Vampire Bats
The vampire bats are the only mammals in the world that live on blood alone, and the unique challenges of that diet make them some of the most specialized, fascinating and downright weird animals that nature has to offer.
vampire bats
For many centuries now, the Bats are firmly rooted in Western vampire lore, as ugly blood drinking creatures though only three species, out of some 1100 in the order Chiroptera, actually have a taste for blood.
The common vampire feeds primarily on the blood of mammals —ranging from tapirs to horses to the occasional human—and seems to have a preference for livestock animals. The hairy-legged vampire, meanwhile, lives almost exclusively on bird blood, while the white-winged vampire is more versatile and drinks from both birds and mammals.
Evolution of Blood Drinking Habit
The bat can drink up to half its weight in blood a day unlike other relatives, which dine on fruit, nectar or insects. When the bats feed, they use their highly evolved teeth to shear away hair or feathers from a small spot and then cut into their victim’s flesh with their sharp incisors. Rather than actively suck the blood from the wound like their namesakes, the bats let the physics of capillary action do the work. They lap at the blood and specialized grooves on their lips, tongues, and/or roof or their mouths suction it up. A protein in the bats’ saliva called a plasminogen activator prevents the blood from clotting and keeps it flowing freely while they drink.

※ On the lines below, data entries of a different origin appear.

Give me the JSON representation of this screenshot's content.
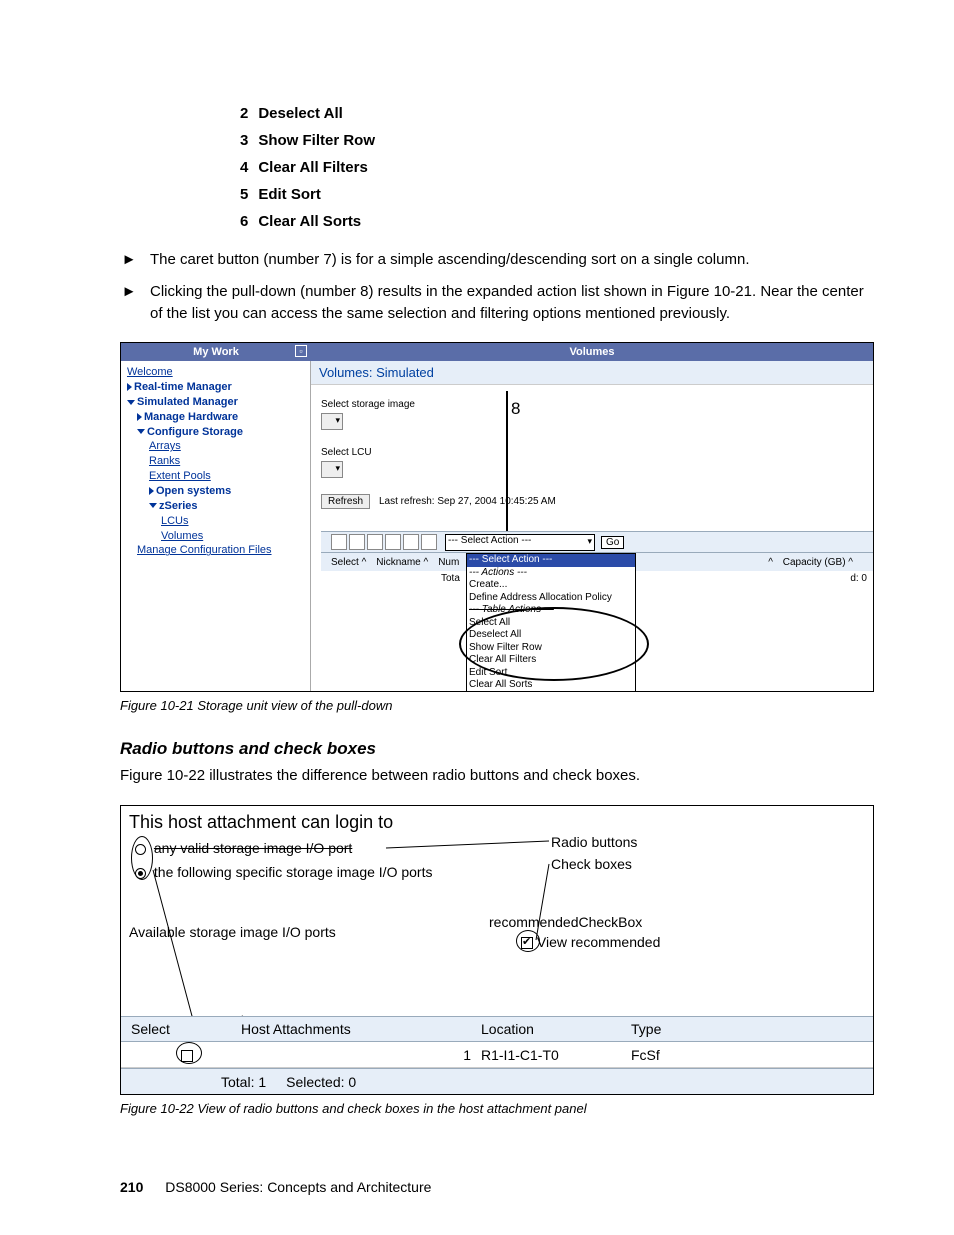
{
  "numbered_list": [
    {
      "n": "2",
      "txt": "Deselect All"
    },
    {
      "n": "3",
      "txt": "Show Filter Row"
    },
    {
      "n": "4",
      "txt": "Clear All Filters"
    },
    {
      "n": "5",
      "txt": "Edit Sort"
    },
    {
      "n": "6",
      "txt": "Clear All Sorts"
    }
  ],
  "bullets": [
    "The caret button (number 7) is for a simple ascending/descending sort on a single column.",
    "Clicking the pull-down (number 8) results in the expanded action list shown in Figure 10-21. Near the center of the list you can access the same selection and filtering options mentioned previously."
  ],
  "fig1": {
    "mywork": "My Work",
    "volumes": "Volumes",
    "sidebar": {
      "welcome": "Welcome",
      "rtm": "Real-time Manager",
      "sim": "Simulated Manager",
      "mh": "Manage Hardware",
      "cs": "Configure Storage",
      "arrays": "Arrays",
      "ranks": "Ranks",
      "ep": "Extent Pools",
      "os": "Open systems",
      "zs": "zSeries",
      "lcus": "LCUs",
      "vols": "Volumes",
      "mcf": "Manage Configuration Files"
    },
    "content": {
      "title": "Volumes: Simulated",
      "ssi": "Select storage image",
      "slcu": "Select LCU",
      "refresh": "Refresh",
      "lastref": "Last refresh: Sep 27, 2004 10:45:25 AM",
      "selact": "--- Select Action ---",
      "go": "Go",
      "col_select": "Select ^",
      "col_nick": "Nickname ^",
      "col_num": "Num",
      "col_cap": "Capacity (GB) ^",
      "tota": "Tota",
      "d0": "d: 0",
      "caret": "^",
      "dropdown": [
        {
          "t": "--- Select Action ---",
          "cls": "hl"
        },
        {
          "t": "--- Actions ---",
          "cls": "it"
        },
        {
          "t": "Create...",
          "cls": ""
        },
        {
          "t": "Define Address Allocation Policy",
          "cls": ""
        },
        {
          "t": "--- Table Actions ---",
          "cls": "it"
        },
        {
          "t": "Select All",
          "cls": ""
        },
        {
          "t": "Deselect All",
          "cls": ""
        },
        {
          "t": "Show Filter Row",
          "cls": ""
        },
        {
          "t": "Clear All Filters",
          "cls": ""
        },
        {
          "t": "Edit Sort",
          "cls": ""
        },
        {
          "t": "Clear All Sorts",
          "cls": ""
        }
      ],
      "num8": "8"
    },
    "caption": "Figure 10-21   Storage unit view of the pull-down"
  },
  "section_head": "Radio buttons and check boxes",
  "section_text": "Figure 10-22 illustrates the difference between radio buttons and check boxes.",
  "fig2": {
    "login": "This host attachment can login to",
    "opt1": "any valid storage image I/O port",
    "opt2": "the following specific storage image I/O ports",
    "avail": "Available storage image I/O ports",
    "recchk": "recommendedCheckBox",
    "viewrec": "View recommended",
    "radio_lbl": "Radio buttons",
    "check_lbl": "Check boxes",
    "hdr": {
      "c1": "Select",
      "c2": "Host Attachments",
      "c3": "Location",
      "c4": "Type"
    },
    "row": {
      "c2": "1",
      "c3": "R1-I1-C1-T0",
      "c4": "FcSf"
    },
    "foot": {
      "tot": "Total: 1",
      "sel": "Selected: 0"
    },
    "caption": "Figure 10-22   View of radio buttons and check boxes in the host attachment panel"
  },
  "footer": {
    "page": "210",
    "title": "DS8000 Series: Concepts and Architecture"
  }
}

Blood is low in nutrients and can harbour deadly viruses. The researchers say the bat’s gut microbes are also distinct. They found evidence of more than 280 types of bacteria in the bat’s droppings that would have made most other mammals unwell.
“The data suggests that there is a close evolutionary relationship between the gut microbiome and the genome of the vampire bat for adaptation to sanguivory (feeding exclusively on blood),” said study author, Dr Marie Zepeda Mendoza of the University of Copenhagen in Denmark.
Vampire bats have key differences in genes involved in immunity and food metabolism compared with other bats. International researchers analysed both the genome of the vampire bat and its microbiome – the microorganisms that live inside the gut. They found that genome size was similar to that of other bats but the genome contained more “jumping genes” (DNA sequences that change position in the genome).
These were found in areas involved in immune response, viral defence, and both lipid and vitamin metabolism, suggesting they have played a key role in the evolution of the bat’s specialised diet. The microbiome of vampire bats is completely distinct from that of nectar-feeding, fruit-eating, and meat-eating bats, they say.
The researchers argue that microorganisms in the bat’s gut may also be involved in digestion, immunity and overall health, and have evolved alongside changes in the genome. “Adaptation to specialised diets often requires modifications at both genomic and microbiome levels,” they say in the journal, Nature Ecology and Evolution.